Er kann nicht hören, was er spielt
29. September 2014
List. Wenn er Gottesdienste an der Orgel begleitet, hören die Besucher Hans Borstelmann gern zu. Niemand merkt, dass der 80-Jährige mit einer Schwierigkeit zu kämpfen hat: Er ist taub und hört die Musik nur in Gedanken.
Die Liebe zur Musik wurde Hans Borstelmann vom Vater weitergegeben. Der Banjo-Spieler lebte als junger Mann zeitweise in Lateinamerika. Er kehrte nach Sylt zurück, gründete eine Familie. Seinen Söhnen Willi und Hans sagte er: „In der Musik könnt Ihr überall auf der Welt zuhause sein“. Ein Satz, der prägte. Beide Jungen wurden Organisten, zunächst in ihrer Heimatgemeinde Sankt Severin in Keitum. Später kam Hans Borstelmann nach List, wo er mittlerweile seit 30 Jahren Orgel in der Gemeinde St. Jürgen spielt.
Über die Musik lernte Hans Borstelmann auch seine Frau Elsa (80) kennen: „Wir haben uns im Chor kennengelernt. Die Musik hat uns unser ganzes Leben lang verbunden“, erinnert sie sich. In Klanxbüll habe ihr Mann georgelt, später in Deezbüll auf dem Festland. Zwischendurch war er für sein Kirchenmusik-Studium nach Lübeck gegangen. Danach ließ sich der junge Uhrmacher-Geselle in Hamburg zum Meister ausbilden. Seitdem lebt er in Westerland auf Sylt.
Töne sind für ihn nur diffuse Geräusche
Früher begleitete er den Gesang seiner Frau auf der Orgel. Heute begleitet sie ihn, wenn er spielt. Beim sonntäglichen Gottesdienst, bei jeder Beerdigung und Hochzeit in der Lister Gemeinde sitzt sie mit ihm auf der Orgel-Empore. Ab und zu gibt sie ihm ein Zeichen mit der Hand. Etwa, wenn er zu laut spielt. Denn das kann Hans Borstelmann nicht hören. Er ist taub, seitdem er vor drei Jahren an einer Hirnhautentzündung litt. Durch die Medikamente verlor er sein Gehör. Dass ihr Mann trotzdem so ausgeglichen sei, das bewundere Elsa an ihm.
Mithilfe eines Implantats kann er gesprochene Worte mittlerweile wieder hören.
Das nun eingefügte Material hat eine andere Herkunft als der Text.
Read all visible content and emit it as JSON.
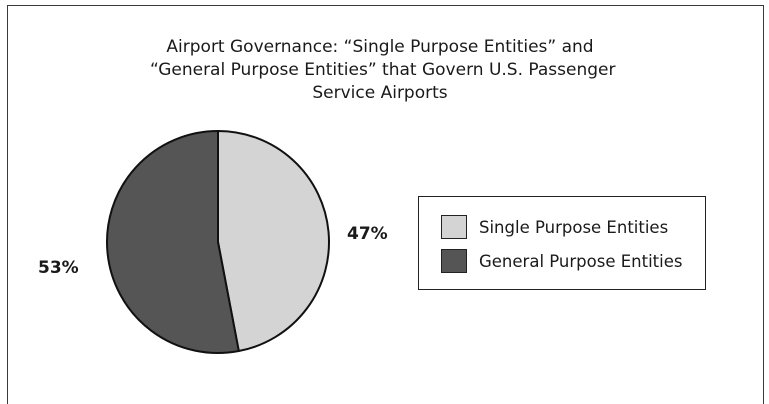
{
  "chart_data": {
    "type": "pie",
    "title_lines": [
      "Airport Governance: “Single Purpose Entities” and",
      "“General Purpose Entities” that Govern U.S. Passenger",
      "Service Airports"
    ],
    "slices": [
      {
        "name": "Single Purpose Entities",
        "value": 47,
        "label": "47%",
        "color": "#d4d4d4"
      },
      {
        "name": "General Purpose Entities",
        "value": 53,
        "label": "53%",
        "color": "#555555"
      }
    ],
    "legend_position": "right"
  }
}
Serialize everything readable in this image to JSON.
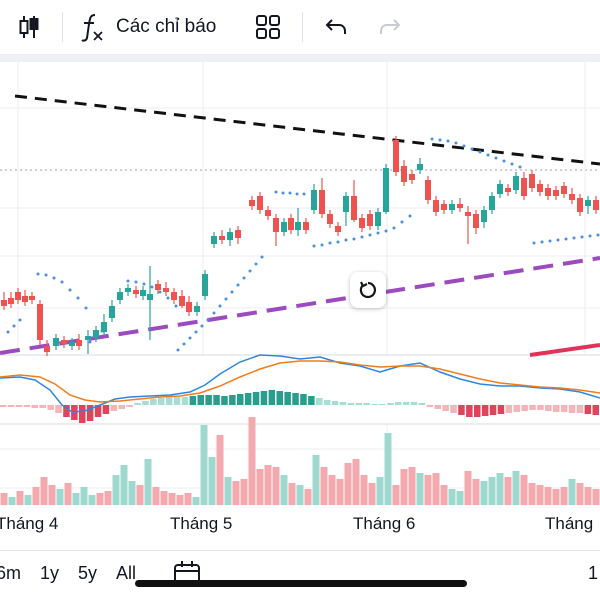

Aber Töne nimmt er nur als diffuses Geräusch wahr. „Ich höre die Akkorde, die Harmonien und Melodien zwar akustisch nicht, aber in Gedanken“, erklärt Hans Borstelmann. „Durch mein langes Vorleben als Musiker habe ich sie im Kopf“.
Für sein Noten-Pult hat er sich einen kleinen Rückspiegel gebaut, damit er Pastorin Petra Hansen sehen kann. Sie gibt ihm während des Gottesdienstes Signale, damit er zum richtigen Zeitpunkt einsetzt. „Ich bin sehr froh darüber, dass wir Herrn Borstelmann haben“, sagt sie. Der Musiker ist auf der ganzen Insel hoch angesehen. Mit den Orgelvespern in St. Martin in Morsum hat er in den 1970er Jahren mit dem damaligen Pastor Hartung eine Sylter Tradition begründet. Heute spielt sein Sohn in Morsum. Der 51-jährige Jürgen Borstelmann ist ebenfalls Kirchenmusiker und Organist.
Gottesdienst zum Orgel-Jubiläum
Am vergangenen Sonnabend widmeten Pastorin Hansen und die Gemeinde List ihrem Organisten einen besonderen Erntedank-Gottesdienst. Dabei saß er ausnahmsweise nicht selbst an der Orgel. Zur Feier des Tages spielt Sohn Jürgen für ihn.